Extracts and bitters made from calamus root continue to be taken to relieve stomach cramps and indigestion. Calamus has long been valued as a flavouring agent and tonic, especially in aromatic bitters, and as a stimulant and carminative. Calamus continues to be a very valuable addition to many American Indian healing formulas, ceremonies, and health care practices, and is still used, alone, in essential ways of healing from tribe to tribe. Many American Indian traditional singers carry the dried root to chew on in order to improve their singing.
Calamus is an important component in Chinese, Ayurvedic, and Western herbalism. The rhizome, or root, is a valued remedy for digestion and a tonic for the nervous system.
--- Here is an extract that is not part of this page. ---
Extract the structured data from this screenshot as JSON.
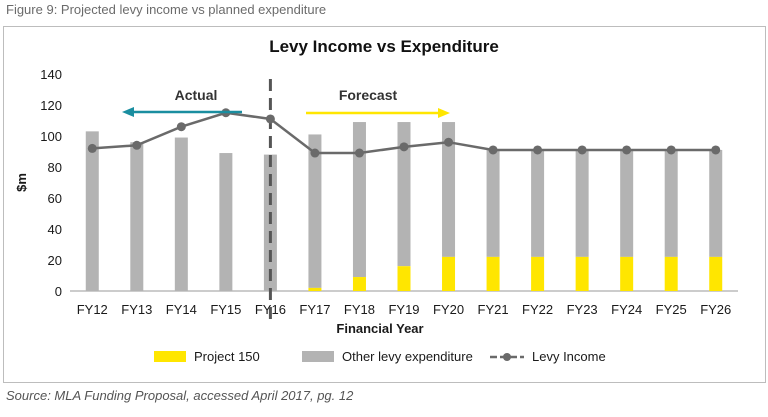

It stimulates the appetite, relieves gas and colic, and is formulated in tinctures and decoctions as well as powders. The aromatic qualities make the leaves a valuable insect repellent.
Some Asian varieties have been labelled as unsafe because they have been associated with tumours found in some laboratory rats. The carcinogenic agent is considered to be asarone, a constituent in the volatile oil. Apparently this is not present in the American species.
Growth needs and propagation:
In the wild, Calamus can form dense, intertwining mats in shallow water. Spring or fall is a good time to dig and gather the outer root tips, three to six inches long. Place them about two inches deep in garden soil. The young sprouts can grow rapidly, sending out many white hairy roots. These plants are handsome garden additions, since their foliage is striking.
Calamus grows well in the company of blue flag, cardinal flower, goldthread, and jack-in-the-pulpit. It will also grow fairly well with other moist-ground-loving herbs.